The word “equity” may sound complicated, but it is actually one of the greatest benefits and rewards to owning a home. Equity is a way to build wealth. Home equity is like a forced savings account. With every mortgage payment you make, you earn equity. It is like making a deposit in the bank every month. As the value of a home increases, so does the equity in the home.
One thing is for sure, renters do not have access to equity. Only the landlord gains value in a rental property.
Here is a simple example:
If you bought your home for $135,000 and now it is worth $185,000. And, if you only owe $117,000, you would have $67,000 in equity.
Current value: $185, 000
Outstanding loan amount: – $117,000
Equity: $67,000 “savings account”
The longer you pay your mortgage, the more equity you gain. And in today’s economy, the amount of home equity grows faster than the interest in savings accounts.

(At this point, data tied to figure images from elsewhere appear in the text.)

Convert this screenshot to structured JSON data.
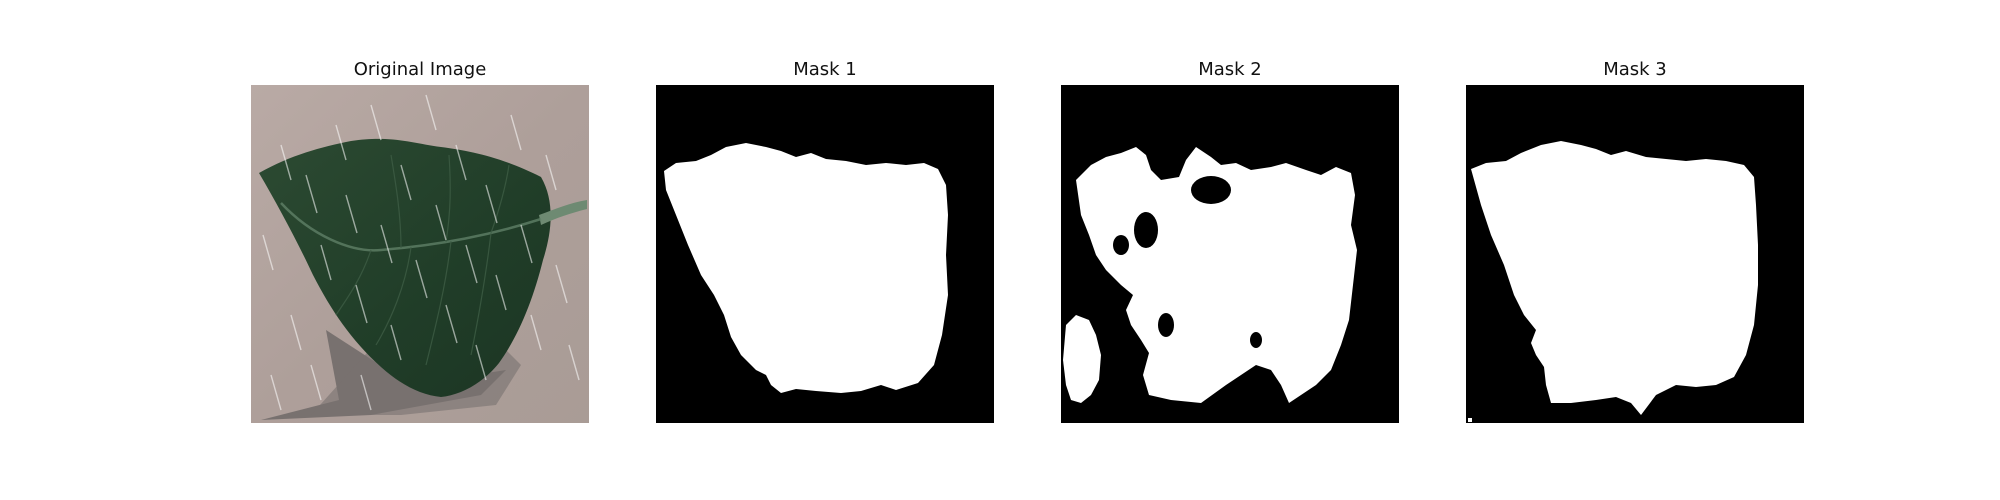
{
  "figure": {
    "panels": [
      {
        "title": "Original Image",
        "kind": "photo",
        "subject": "leaf-with-rain-streaks"
      },
      {
        "title": "Mask 1",
        "kind": "binary-mask"
      },
      {
        "title": "Mask 2",
        "kind": "binary-mask"
      },
      {
        "title": "Mask 3",
        "kind": "binary-mask"
      }
    ]
  },
  "colors": {
    "background": "#ffffff",
    "mask_background": "#000000",
    "mask_foreground": "#ffffff",
    "leaf_dark": "#1f3a28",
    "leaf_mid": "#2e4d34",
    "surface": "#b3a8a3",
    "shadow": "#6e6867"
  }
}
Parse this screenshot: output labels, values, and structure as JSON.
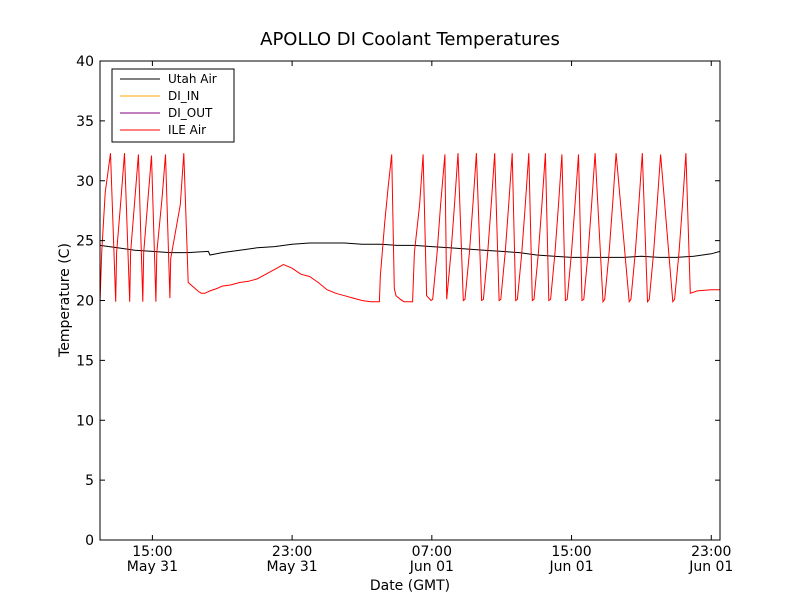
{
  "chart_data": {
    "type": "line",
    "title": "APOLLO DI Coolant Temperatures",
    "xlabel": "Date (GMT)",
    "ylabel": "Temperature (C)",
    "xlim": [
      12.0,
      47.5
    ],
    "ylim": [
      0,
      40
    ],
    "x_unit": "hours since 2012-05-31 00:00 GMT",
    "yticks": [
      0,
      5,
      10,
      15,
      20,
      25,
      30,
      35,
      40
    ],
    "xticks": [
      {
        "x": 15,
        "time": "15:00",
        "date": "May 31"
      },
      {
        "x": 23,
        "time": "23:00",
        "date": "May 31"
      },
      {
        "x": 31,
        "time": "07:00",
        "date": "Jun 01"
      },
      {
        "x": 39,
        "time": "15:00",
        "date": "Jun 01"
      },
      {
        "x": 47,
        "time": "23:00",
        "date": "Jun 01"
      }
    ],
    "legend_position": "top-left",
    "series": [
      {
        "name": "Utah Air",
        "color": "#000000",
        "x": [
          12.0,
          13.0,
          14.0,
          15.0,
          16.0,
          17.0,
          18.2,
          18.3,
          19.0,
          20.0,
          21.0,
          22.0,
          23.0,
          24.0,
          25.0,
          26.0,
          27.0,
          28.0,
          29.0,
          30.0,
          31.0,
          32.0,
          33.0,
          34.0,
          35.0,
          36.0,
          37.0,
          38.0,
          39.0,
          40.0,
          41.0,
          42.0,
          43.0,
          44.0,
          45.0,
          46.0,
          47.0,
          47.5
        ],
        "values": [
          24.6,
          24.4,
          24.2,
          24.1,
          24.0,
          24.0,
          24.1,
          23.8,
          24.0,
          24.2,
          24.4,
          24.5,
          24.7,
          24.8,
          24.8,
          24.8,
          24.7,
          24.7,
          24.6,
          24.6,
          24.5,
          24.4,
          24.3,
          24.2,
          24.1,
          24.0,
          23.8,
          23.7,
          23.6,
          23.6,
          23.6,
          23.6,
          23.7,
          23.6,
          23.6,
          23.7,
          23.9,
          24.1
        ]
      },
      {
        "name": "DI_IN",
        "color": "#ffa500",
        "x": [],
        "values": []
      },
      {
        "name": "DI_OUT",
        "color": "#800080",
        "x": [],
        "values": []
      },
      {
        "name": "ILE Air",
        "color": "#ff0000",
        "x": [
          12.0,
          12.1,
          12.3,
          12.6,
          12.9,
          12.95,
          13.2,
          13.4,
          13.7,
          13.75,
          14.0,
          14.2,
          14.45,
          14.5,
          14.75,
          14.95,
          15.2,
          15.25,
          15.55,
          15.75,
          16.0,
          16.05,
          16.6,
          16.8,
          17.05,
          17.6,
          17.7,
          17.8,
          18.0,
          18.3,
          18.7,
          19.0,
          19.5,
          20.0,
          20.5,
          21.0,
          21.5,
          22.0,
          22.5,
          23.0,
          23.5,
          24.0,
          24.5,
          25.0,
          25.5,
          26.0,
          26.5,
          27.0,
          27.5,
          28.0,
          28.05,
          28.3,
          28.5,
          28.7,
          28.85,
          28.95,
          29.2,
          29.4,
          29.9,
          30.0,
          30.3,
          30.5,
          30.7,
          30.95,
          31.05,
          31.3,
          31.5,
          31.75,
          31.85,
          32.1,
          32.3,
          32.5,
          32.8,
          32.9,
          33.15,
          33.35,
          33.55,
          33.85,
          33.95,
          34.2,
          34.4,
          34.6,
          34.85,
          34.95,
          35.2,
          35.4,
          35.6,
          35.8,
          35.9,
          36.15,
          36.35,
          36.55,
          36.75,
          36.85,
          37.1,
          37.3,
          37.5,
          37.7,
          37.8,
          38.05,
          38.25,
          38.45,
          38.65,
          38.75,
          39.0,
          39.2,
          39.4,
          39.6,
          39.7,
          39.95,
          40.15,
          40.35,
          40.8,
          40.9,
          41.15,
          41.35,
          41.55,
          42.3,
          42.4,
          42.65,
          42.85,
          43.05,
          43.35,
          43.45,
          43.7,
          43.9,
          44.1,
          44.8,
          44.9,
          45.15,
          45.35,
          45.55,
          45.8,
          46.2,
          47.0,
          47.5
        ],
        "values": [
          19.8,
          24.0,
          29.0,
          32.3,
          19.9,
          24.0,
          28.5,
          32.3,
          19.9,
          24.0,
          28.5,
          32.2,
          19.9,
          24.0,
          28.5,
          32.1,
          19.9,
          24.0,
          28.5,
          32.2,
          20.2,
          23.5,
          28.0,
          32.3,
          21.5,
          20.8,
          20.7,
          20.6,
          20.6,
          20.8,
          21.0,
          21.2,
          21.3,
          21.5,
          21.6,
          21.8,
          22.2,
          22.6,
          23.0,
          22.7,
          22.2,
          22.0,
          21.5,
          20.9,
          20.6,
          20.4,
          20.2,
          20.0,
          19.9,
          19.9,
          22.0,
          26.5,
          29.5,
          32.2,
          21.0,
          20.4,
          20.1,
          19.9,
          19.9,
          24.0,
          28.0,
          32.2,
          20.4,
          20.0,
          20.1,
          24.0,
          28.0,
          32.2,
          20.1,
          24.0,
          28.0,
          32.3,
          20.0,
          20.1,
          24.0,
          28.0,
          32.3,
          20.0,
          20.1,
          24.0,
          28.0,
          32.3,
          20.0,
          20.1,
          24.0,
          28.0,
          32.3,
          20.0,
          20.1,
          24.0,
          28.0,
          32.3,
          20.0,
          20.1,
          24.0,
          28.0,
          32.3,
          20.0,
          20.1,
          24.0,
          28.0,
          32.2,
          20.0,
          20.1,
          24.0,
          28.0,
          32.2,
          20.0,
          20.1,
          24.0,
          28.0,
          32.3,
          19.9,
          20.1,
          24.0,
          28.0,
          32.3,
          19.9,
          20.1,
          24.0,
          28.0,
          32.3,
          19.9,
          20.1,
          24.0,
          28.0,
          32.2,
          19.9,
          20.1,
          24.0,
          28.0,
          32.3,
          20.6,
          20.8,
          20.9,
          20.9
        ]
      }
    ]
  }
}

Here’s how it works. Every time a homeowner makes a mortgage payment, part of the money goes to pay back the loan and part goes towards equity. In the beginning the equity is a small part of the mortgage payment but as time goes by the equity increases as the loan amount decreases.
Later on equity comes in handy for large purchases and high cost items. A home equity loan is a loan only available to owners and it is based on the amount of equity in the house. These loans are often used to consolidate other debt with high interest rates (like credit card debt), to finance large expenses (such as college or a wedding), or to start a business. A word of caution, be as careful taking out a home equity loan as you were when you purchased your home. Stay smart.